Special exams replace the exam for which special consideration was granted and the mark attained in the special exam will supersede the mark attained in the exam for which special consideration was granted ─ even if the new mark is lower.
The Faculty will only award a student an exam as an outcome of a special consideration application once (for the same subject in the same study period). Where a student submits and is deemed eligible for a second special consideration for the same subject's exam, the student will be offered a late withdrawal from the subject.
Below are some examples of outcomes following a special consideration application:
Example 1 ─ Special consideration on a main round exam
Julia sits an exam in the main exam period. Julia was unwell during this exam and applies for special consideration. She is subsequently found eligible by the University's Student Equity and Disability Services team (SEDS). The Faculty will award Julia a special exam to be held in the Special/Supplementary exam period.
Example 2 - Special consideration on a special exam
Following on from example 1, Julia goes on to sit her special exam in the Special/Supplementary exam period. Julia was unwell during this exam and applies for special consideration. She is subsequently found eligible by the University's Student Equity and Disability team (SEDS). As this is Julia's second special consideration for an exam in this subject, the Faculty will offer Julia a late withdrawal from the subject.

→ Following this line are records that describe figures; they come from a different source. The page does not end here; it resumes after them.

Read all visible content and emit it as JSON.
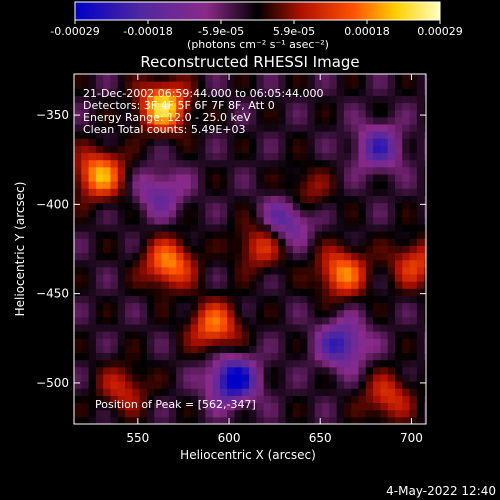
{
  "chart_data": {
    "type": "heatmap",
    "title": "Reconstructed RHESSI Image",
    "xlabel": "Heliocentric X (arcsec)",
    "ylabel": "Heliocentric Y (arcsec)",
    "xlim": [
      515,
      708
    ],
    "ylim": [
      -523,
      -327
    ],
    "x_ticks": [
      550,
      600,
      650,
      700
    ],
    "y_ticks": [
      -350,
      -400,
      -450,
      -500
    ],
    "colorbar": {
      "range": [
        -0.00029,
        0.00029
      ],
      "tick_labels": [
        "-0.00029",
        "-0.00018",
        "-5.9e-05",
        "5.9e-05",
        "0.00018",
        "0.00029"
      ],
      "units_label": "(photons cm⁻² s⁻¹ asec⁻²)",
      "colors": [
        "#0000c8",
        "#5028a0",
        "#8a2a8a",
        "#000000",
        "#b01000",
        "#ff5000",
        "#ffd000",
        "#ffffc0"
      ]
    },
    "sources": [
      {
        "x": 562,
        "y": -347,
        "value": 0.00029
      },
      {
        "x": 527,
        "y": -385,
        "value": 0.00024
      },
      {
        "x": 565,
        "y": -435,
        "value": 0.00022
      },
      {
        "x": 590,
        "y": -470,
        "value": 0.0002
      },
      {
        "x": 660,
        "y": -440,
        "value": 0.00021
      },
      {
        "x": 615,
        "y": -425,
        "value": 0.00014
      },
      {
        "x": 685,
        "y": -510,
        "value": 0.00014
      },
      {
        "x": 700,
        "y": -435,
        "value": 0.00015
      },
      {
        "x": 640,
        "y": -395,
        "value": 0.0001
      },
      {
        "x": 540,
        "y": -505,
        "value": 0.00012
      },
      {
        "x": 600,
        "y": -500,
        "value": -0.00024
      },
      {
        "x": 630,
        "y": -410,
        "value": -0.00016
      },
      {
        "x": 680,
        "y": -370,
        "value": -0.00015
      },
      {
        "x": 660,
        "y": -480,
        "value": -0.00018
      },
      {
        "x": 560,
        "y": -395,
        "value": -0.00012
      }
    ],
    "annotations": {
      "line1": "21-Dec-2002 06:59:44.000 to 06:05:44.000",
      "line2": "Detectors: 3F 4F 5F 6F 7F 8F, Att 0",
      "line3": "Energy Range: 12.0 - 25.0 keV",
      "line4": "Clean    Total counts: 5.49E+03",
      "peak": "Position of Peak = [562,-347]"
    },
    "footer": "4-May-2022 12:40"
  }
}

Example 3 ─ Special consideration on a supplementary exam
Ahmed sits an exam in the main exam period. Ahmed receives his results and narrowly failed a subject. Ahmed is awarded a supplementary exam by the Faculty following result release and sits this supplementary exam in the Special/Supplementary exam period. Ahmed was unwell during this exam and applies for special consideration. He is subsequently found eligible by the University's Student Equity and Disability Services team (SEDS). The Faculty will offer Ahmed another attempt at the supplementary exam (colloquially called a "special-on-supp" exam).

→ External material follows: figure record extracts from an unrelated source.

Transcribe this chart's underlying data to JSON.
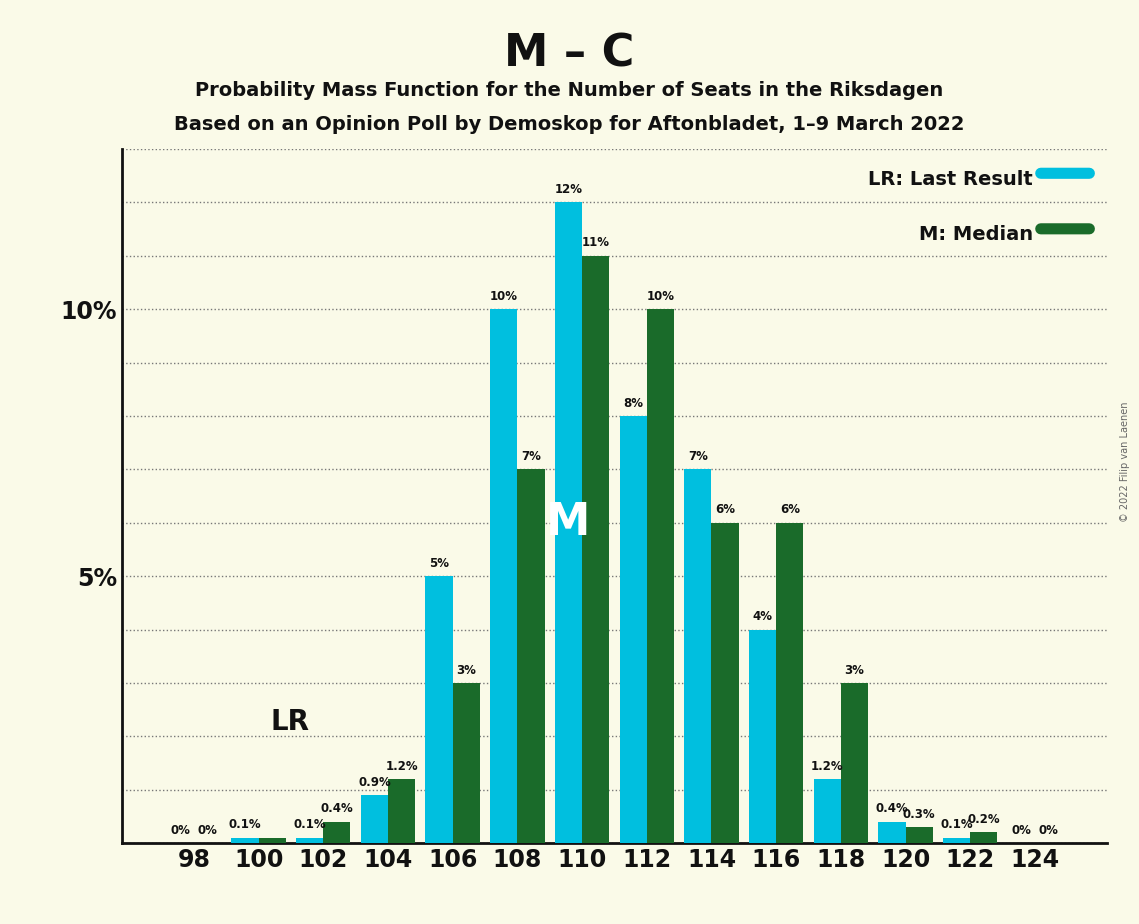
{
  "title": "M – C",
  "subtitle1": "Probability Mass Function for the Number of Seats in the Riksdagen",
  "subtitle2": "Based on an Opinion Poll by Demoskop for Aftonbladet, 1–9 March 2022",
  "copyright": "© 2022 Filip van Laenen",
  "legend_lr": "LR: Last Result",
  "legend_m": "M: Median",
  "median_label": "M",
  "lr_label": "LR",
  "seats": [
    98,
    100,
    102,
    104,
    106,
    108,
    110,
    112,
    114,
    116,
    118,
    120,
    122,
    124
  ],
  "cyan_values": [
    0.0,
    0.1,
    0.1,
    0.9,
    5.0,
    10.0,
    12.0,
    8.0,
    7.0,
    4.0,
    1.2,
    0.4,
    0.1,
    0.0
  ],
  "green_values": [
    0.0,
    0.1,
    0.4,
    1.2,
    3.0,
    7.0,
    11.0,
    10.0,
    6.0,
    6.0,
    3.0,
    0.3,
    0.2,
    0.0
  ],
  "cyan_labels": [
    "0%",
    "0.1%",
    "0.1%",
    "0.9%",
    "5%",
    "10%",
    "12%",
    "8%",
    "7%",
    "4%",
    "1.2%",
    "0.4%",
    "0.1%",
    "0%"
  ],
  "green_labels": [
    "0%",
    "",
    "0.4%",
    "1.2%",
    "3%",
    "7%",
    "11%",
    "10%",
    "6%",
    "6%",
    "3%",
    "0.3%",
    "0.2%",
    "0%"
  ],
  "cyan_color": "#00BFDF",
  "green_color": "#1A6B2A",
  "bg_color": "#FAFAE8",
  "title_color": "#111111",
  "text_color": "#111111",
  "axis_color": "#111111",
  "ylim": [
    0,
    13
  ],
  "median_seat": 110,
  "lr_seat": 102,
  "bar_width": 0.42,
  "yticks": [
    0,
    1,
    2,
    3,
    4,
    5,
    6,
    7,
    8,
    9,
    10,
    11,
    12,
    13
  ],
  "ytick_labels": [
    "",
    "",
    "",
    "",
    "",
    "5%",
    "",
    "",
    "",
    "",
    "10%",
    "",
    "",
    ""
  ]
}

Example 4 ─ Special consideration on a "special-on-supp" exam
Following on from example 3, Ahmed goes on to sit his "special-on-supp" exam in the Late Supplementary Exam Period. Ahmed was unwell during this exam and applies for special consideration. He is subsequently found eligible by the University's Student Equity and Disability Services team (SEDS). As this is Ahmed's second special consideration for an exam in this subject, the Faculty will offer him a late withdrawal from the subject.

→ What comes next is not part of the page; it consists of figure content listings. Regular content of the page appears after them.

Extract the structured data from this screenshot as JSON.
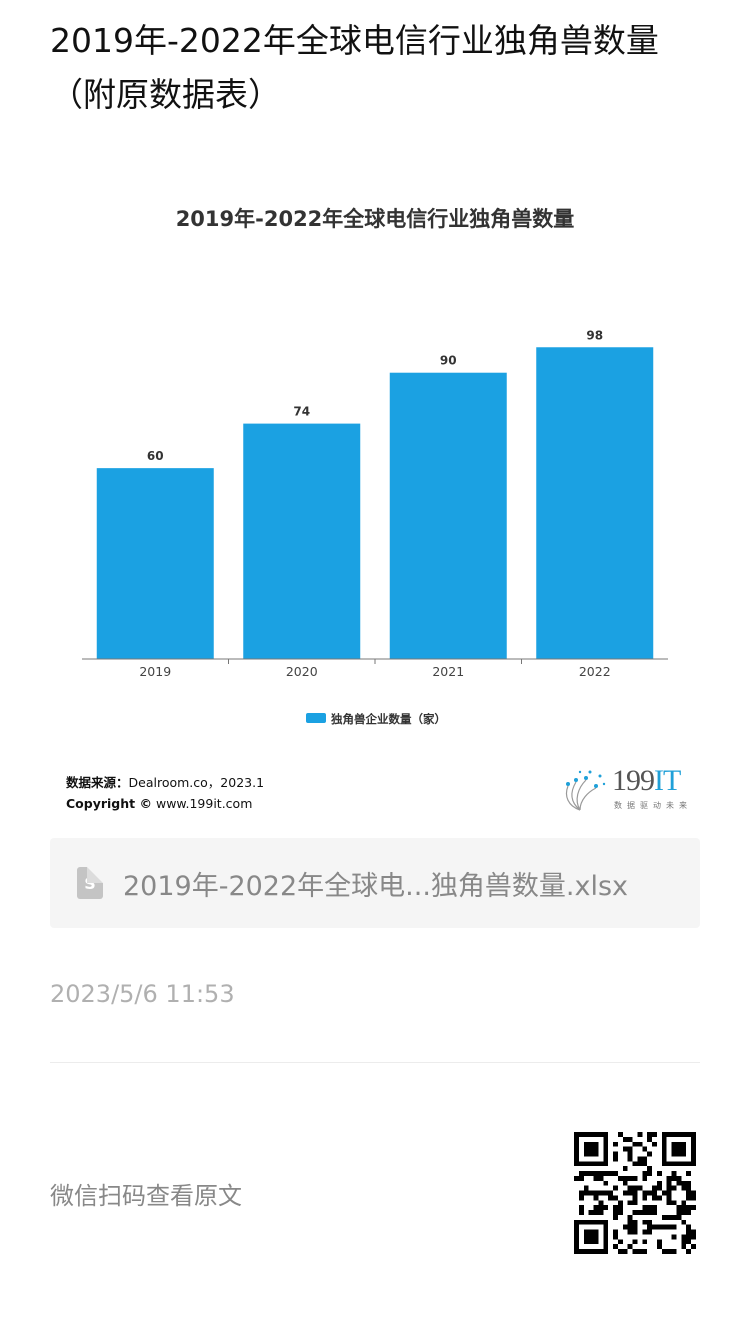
{
  "page": {
    "title": "2019年-2022年全球电信行业独角兽数量（附原数据表）"
  },
  "chart_data": {
    "type": "bar",
    "title": "2019年-2022年全球电信行业独角兽数量",
    "categories": [
      "2019",
      "2020",
      "2021",
      "2022"
    ],
    "series": [
      {
        "name": "独角兽企业数量（家）",
        "values": [
          60,
          74,
          90,
          98
        ],
        "color": "#1ba1e2"
      }
    ],
    "ylim": [
      0,
      116
    ],
    "grid": false,
    "legend": "bottom-center",
    "data_labels": true
  },
  "source": {
    "label": "数据来源：",
    "text": "Dealroom.co，2023.1",
    "copyright_label": "Copyright ©",
    "copyright_text": "www.199it.com"
  },
  "logo": {
    "number": "199",
    "it": "IT",
    "tagline": "数据驱动未来"
  },
  "file": {
    "icon": "spreadsheet-file-icon",
    "name": "2019年-2022年全球电...独角兽数量.xlsx"
  },
  "meta": {
    "timestamp": "2023/5/6 11:53",
    "scan_text": "微信扫码查看原文"
  }
}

Example 5 ─ Special consideration on a supplementary exam after a special exam
Xinyi sits an exam in the main exam period. Xinyi was unwell during this exam and applies for special consideration. She is subsequently found eligible by the University's Student Equity and Disability Services team (SEDS). The Faculty awarded Xinyi a special exam and Xinyi sits the special exam in the Special/Supplementary exam period. Xinyi receives her result following the Special/Supplementary exam period and narrowly failed the subject. She is awarded a supplementary exam to be held in the Late Supplementary exam period. Xinyi was unwell during this exam and applies for special consideration. She is subsequently found eligible by the University's Student Equity and Disability Services team (SEDS). As this is Xinyi's second special consideration for an exam in this subject, the Faculty will offer her a late withdrawal from the subject.
A student may be identified as eligible for a supplementary exam following the offer of a late withdrawal (if they have not previously been offered a supplementary exam). In this case, the Faculty will ensure the deadline to accept the late withdrawal offer is after the supplementary exam sitting, so the student will not lose the offer of a late withdrawal while they attempt the supplementary exam.